Around two hours in, things finally ramp up. The last fifteen minutes are actually decent, dragged along by great acting from Woodley and the ever-spectacular Miles Teller. Everyone else slows them down, notably James, Jai Courtney, and Kate Winslet, who is in this movie for no apparent reason. She’s terrible.

Ultimately, Divergent is Hunger Games without the stakes, Twilight without the romance, Harry Potter without the magic. The Disney Channel-level acting and plot cramps you up like Hunger Pangs; this isn’t Katniss, it’s cat piss.

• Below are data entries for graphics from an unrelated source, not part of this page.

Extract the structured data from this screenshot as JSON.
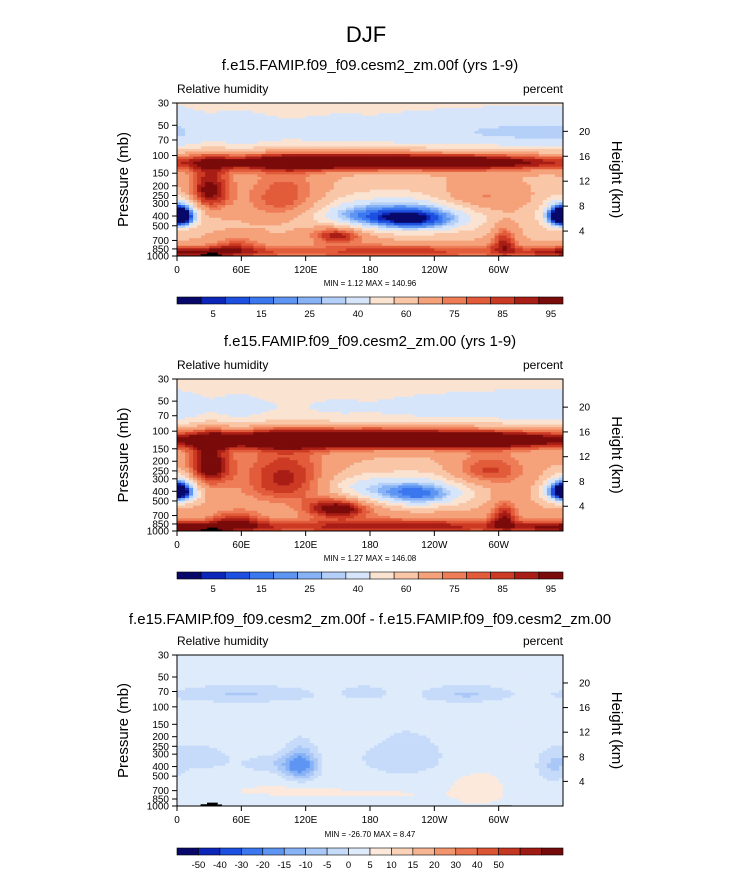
{
  "page": {
    "title": "DJF"
  },
  "colors": {
    "diverging_16": [
      "#08086b",
      "#0b26b8",
      "#1d4fe0",
      "#3b77ee",
      "#5e95f2",
      "#87b2f5",
      "#b4cff8",
      "#d6e5fa",
      "#fbe3d2",
      "#f9c6a7",
      "#f5a27b",
      "#ee7d57",
      "#e25c3b",
      "#cd3a24",
      "#a81d15",
      "#7a0b0b"
    ],
    "diverging_18": [
      "#08086b",
      "#0b26b8",
      "#1d4fe0",
      "#3b77ee",
      "#5e95f2",
      "#87b2f5",
      "#a9c7f7",
      "#c6dbf9",
      "#deebfb",
      "#fce9dc",
      "#f9d2b8",
      "#f6b592",
      "#f2956e",
      "#ea744f",
      "#db5535",
      "#c43722",
      "#a01b14",
      "#740a0a"
    ],
    "terrain": "#000000"
  },
  "chart_data": [
    {
      "type": "heatmap",
      "name": "panel-1",
      "title": "f.e15.FAMIP.f09_f09.cesm2_zm.00f (yrs 1-9)",
      "left_string": "Relative humidity",
      "right_string": "percent",
      "ylabel": "Pressure (mb)",
      "right_ylabel": "Height (km)",
      "x_ticks": [
        "0",
        "60E",
        "120E",
        "180",
        "120W",
        "60W"
      ],
      "x_tick_values": [
        0,
        60,
        120,
        180,
        240,
        300
      ],
      "xlim": [
        0,
        360
      ],
      "y_ticks": [
        "30",
        "50",
        "70",
        "100",
        "150",
        "200",
        "250",
        "300",
        "400",
        "500",
        "700",
        "850",
        "1000"
      ],
      "y_tick_values": [
        30,
        50,
        70,
        100,
        150,
        200,
        250,
        300,
        400,
        500,
        700,
        850,
        1000
      ],
      "ylim": [
        30,
        1000
      ],
      "height_ticks": [
        "20",
        "16",
        "12",
        "8",
        "4"
      ],
      "height_tick_values": [
        20,
        16,
        12,
        8,
        4
      ],
      "min": 1.12,
      "max": 140.96,
      "minmax_text": "MIN =   1.12  MAX = 140.96",
      "palette": "diverging_16",
      "colorbar_levels": [
        2,
        5,
        10,
        15,
        20,
        25,
        30,
        40,
        50,
        60,
        70,
        75,
        80,
        85,
        90,
        95
      ],
      "colorbar_labels": [
        "5",
        "15",
        "25",
        "40",
        "60",
        "75",
        "85",
        "95"
      ],
      "colorbar_label_slots": [
        1,
        3,
        5,
        7,
        9,
        11,
        13,
        15
      ],
      "fields": [
        {
          "lon": 0,
          "p": 60,
          "dlon": 360,
          "dp": 40,
          "v": -30,
          "name": "polar-vortex-dry"
        },
        {
          "lon": 200,
          "p": 115,
          "dlon": 200,
          "dp": 25,
          "v": 55,
          "name": "tropopause-moist-band"
        },
        {
          "lon": 30,
          "p": 220,
          "dlon": 20,
          "dp": 120,
          "v": 35
        },
        {
          "lon": 100,
          "p": 300,
          "dlon": 40,
          "dp": 200,
          "v": 25
        },
        {
          "lon": 220,
          "p": 420,
          "dlon": 50,
          "dp": 140,
          "v": -60,
          "name": "east-pacific-dry"
        },
        {
          "lon": 160,
          "p": 380,
          "dlon": 40,
          "dp": 120,
          "v": -25
        },
        {
          "lon": 357,
          "p": 400,
          "dlon": 16,
          "dp": 110,
          "v": -55
        },
        {
          "lon": 5,
          "p": 400,
          "dlon": 14,
          "dp": 100,
          "v": -45
        },
        {
          "lon": 100,
          "p": 420,
          "dlon": 40,
          "dp": 130,
          "v": -10
        },
        {
          "lon": 280,
          "p": 260,
          "dlon": 40,
          "dp": 90,
          "v": 15
        },
        {
          "lon": 150,
          "p": 620,
          "dlon": 25,
          "dp": 120,
          "v": 30
        },
        {
          "lon": 200,
          "p": 900,
          "dlon": 140,
          "dp": 150,
          "v": 25
        },
        {
          "lon": 20,
          "p": 920,
          "dlon": 60,
          "dp": 120,
          "v": 30
        },
        {
          "lon": 305,
          "p": 700,
          "dlon": 12,
          "dp": 220,
          "v": 25
        },
        {
          "lon": 55,
          "p": 750,
          "dlon": 25,
          "dp": 150,
          "v": 15
        }
      ],
      "base": 58,
      "p_low_adj": 0,
      "p_high_adj": 10
    },
    {
      "type": "heatmap",
      "name": "panel-2",
      "title": "f.e15.FAMIP.f09_f09.cesm2_zm.00 (yrs 1-9)",
      "left_string": "Relative humidity",
      "right_string": "percent",
      "ylabel": "Pressure (mb)",
      "right_ylabel": "Height (km)",
      "x_ticks": [
        "0",
        "60E",
        "120E",
        "180",
        "120W",
        "60W"
      ],
      "x_tick_values": [
        0,
        60,
        120,
        180,
        240,
        300
      ],
      "xlim": [
        0,
        360
      ],
      "y_ticks": [
        "30",
        "50",
        "70",
        "100",
        "150",
        "200",
        "250",
        "300",
        "400",
        "500",
        "700",
        "850",
        "1000"
      ],
      "y_tick_values": [
        30,
        50,
        70,
        100,
        150,
        200,
        250,
        300,
        400,
        500,
        700,
        850,
        1000
      ],
      "ylim": [
        30,
        1000
      ],
      "height_ticks": [
        "20",
        "16",
        "12",
        "8",
        "4"
      ],
      "height_tick_values": [
        20,
        16,
        12,
        8,
        4
      ],
      "min": 1.27,
      "max": 146.08,
      "minmax_text": "MIN =   1.27  MAX = 146.08",
      "palette": "diverging_16",
      "colorbar_levels": [
        2,
        5,
        10,
        15,
        20,
        25,
        30,
        40,
        50,
        60,
        70,
        75,
        80,
        85,
        90,
        95
      ],
      "colorbar_labels": [
        "5",
        "15",
        "25",
        "40",
        "60",
        "75",
        "85",
        "95"
      ],
      "colorbar_label_slots": [
        1,
        3,
        5,
        7,
        9,
        11,
        13,
        15
      ],
      "fields": [
        {
          "lon": 0,
          "p": 60,
          "dlon": 360,
          "dp": 40,
          "v": -30
        },
        {
          "lon": 200,
          "p": 120,
          "dlon": 200,
          "dp": 28,
          "v": 60
        },
        {
          "lon": 30,
          "p": 220,
          "dlon": 20,
          "dp": 120,
          "v": 35
        },
        {
          "lon": 100,
          "p": 300,
          "dlon": 40,
          "dp": 200,
          "v": 25
        },
        {
          "lon": 225,
          "p": 420,
          "dlon": 45,
          "dp": 140,
          "v": -50
        },
        {
          "lon": 170,
          "p": 360,
          "dlon": 35,
          "dp": 100,
          "v": -20
        },
        {
          "lon": 357,
          "p": 400,
          "dlon": 16,
          "dp": 110,
          "v": -50
        },
        {
          "lon": 5,
          "p": 400,
          "dlon": 14,
          "dp": 100,
          "v": -40
        },
        {
          "lon": 290,
          "p": 250,
          "dlon": 35,
          "dp": 90,
          "v": 20
        },
        {
          "lon": 150,
          "p": 600,
          "dlon": 30,
          "dp": 130,
          "v": 35
        },
        {
          "lon": 200,
          "p": 900,
          "dlon": 140,
          "dp": 150,
          "v": 28
        },
        {
          "lon": 20,
          "p": 920,
          "dlon": 60,
          "dp": 120,
          "v": 30
        },
        {
          "lon": 305,
          "p": 700,
          "dlon": 12,
          "dp": 220,
          "v": 25
        },
        {
          "lon": 55,
          "p": 750,
          "dlon": 25,
          "dp": 150,
          "v": 18
        }
      ],
      "base": 62,
      "p_low_adj": 0,
      "p_high_adj": 10
    },
    {
      "type": "heatmap",
      "name": "panel-3",
      "title": "f.e15.FAMIP.f09_f09.cesm2_zm.00f - f.e15.FAMIP.f09_f09.cesm2_zm.00",
      "left_string": "Relative humidity",
      "right_string": "percent",
      "ylabel": "Pressure (mb)",
      "right_ylabel": "Height (km)",
      "x_ticks": [
        "0",
        "60E",
        "120E",
        "180",
        "120W",
        "60W"
      ],
      "x_tick_values": [
        0,
        60,
        120,
        180,
        240,
        300
      ],
      "xlim": [
        0,
        360
      ],
      "y_ticks": [
        "30",
        "50",
        "70",
        "100",
        "150",
        "200",
        "250",
        "300",
        "400",
        "500",
        "700",
        "850",
        "1000"
      ],
      "y_tick_values": [
        30,
        50,
        70,
        100,
        150,
        200,
        250,
        300,
        400,
        500,
        700,
        850,
        1000
      ],
      "ylim": [
        30,
        1000
      ],
      "height_ticks": [
        "20",
        "16",
        "12",
        "8",
        "4"
      ],
      "height_tick_values": [
        20,
        16,
        12,
        8,
        4
      ],
      "min": -26.7,
      "max": 8.47,
      "minmax_text": "MIN = -26.70  MAX =   8.47",
      "palette": "diverging_18",
      "colorbar_levels": [
        -60,
        -50,
        -40,
        -30,
        -20,
        -15,
        -10,
        -5,
        0,
        5,
        10,
        15,
        20,
        30,
        40,
        50,
        60
      ],
      "colorbar_labels": [
        "-50",
        "-40",
        "-30",
        "-20",
        "-15",
        "-10",
        "-5",
        "0",
        "5",
        "10",
        "15",
        "20",
        "30",
        "40",
        "50"
      ],
      "colorbar_label_slots": [
        1,
        2,
        3,
        4,
        5,
        6,
        7,
        8,
        9,
        10,
        11,
        12,
        13,
        14,
        15
      ],
      "fields": [
        {
          "lon": 60,
          "p": 75,
          "dlon": 70,
          "dp": 15,
          "v": -9
        },
        {
          "lon": 270,
          "p": 75,
          "dlon": 40,
          "dp": 15,
          "v": -9
        },
        {
          "lon": 175,
          "p": 72,
          "dlon": 20,
          "dp": 12,
          "v": -6
        },
        {
          "lon": 115,
          "p": 390,
          "dlon": 15,
          "dp": 140,
          "v": -22
        },
        {
          "lon": 90,
          "p": 380,
          "dlon": 30,
          "dp": 80,
          "v": -7
        },
        {
          "lon": 210,
          "p": 320,
          "dlon": 40,
          "dp": 160,
          "v": -8
        },
        {
          "lon": 20,
          "p": 330,
          "dlon": 30,
          "dp": 100,
          "v": -7
        },
        {
          "lon": 350,
          "p": 420,
          "dlon": 15,
          "dp": 150,
          "v": -8
        },
        {
          "lon": 280,
          "p": 700,
          "dlon": 25,
          "dp": 250,
          "v": 4
        },
        {
          "lon": 100,
          "p": 700,
          "dlon": 50,
          "dp": 80,
          "v": 3
        },
        {
          "lon": 180,
          "p": 760,
          "dlon": 60,
          "dp": 70,
          "v": 2.5
        },
        {
          "lon": 170,
          "p": 200,
          "dlon": 25,
          "dp": 60,
          "v": 2.5
        }
      ],
      "base": -1.5,
      "p_low_adj": 0,
      "p_high_adj": 0
    }
  ]
}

In the end, you leave Divergent telling yourself that this was just a dream; maybe you ate some bad shellfish and hallucinated the whole thing. You tell yourself, “this isn’t real,” hoping against all hope that it isn’t. Maybe Flight 370 never even existed. This is all a figment of your imagination, a cruel joke. Yeah, this week was just a wild nightmare. You click your heels together three times. This isn’t real… This isn’t real… This isn’t real…

Screams snap you out of it. You’re sitting next to a pre-pubescent girl’s volleyball team from the local middle school—they shriek every time Miles Teller is on-screen. Now it’s clear who this movie was made for, except this film calls for a different brand of ‘spike.’ You’ll have to down a few drinks to make it through this one.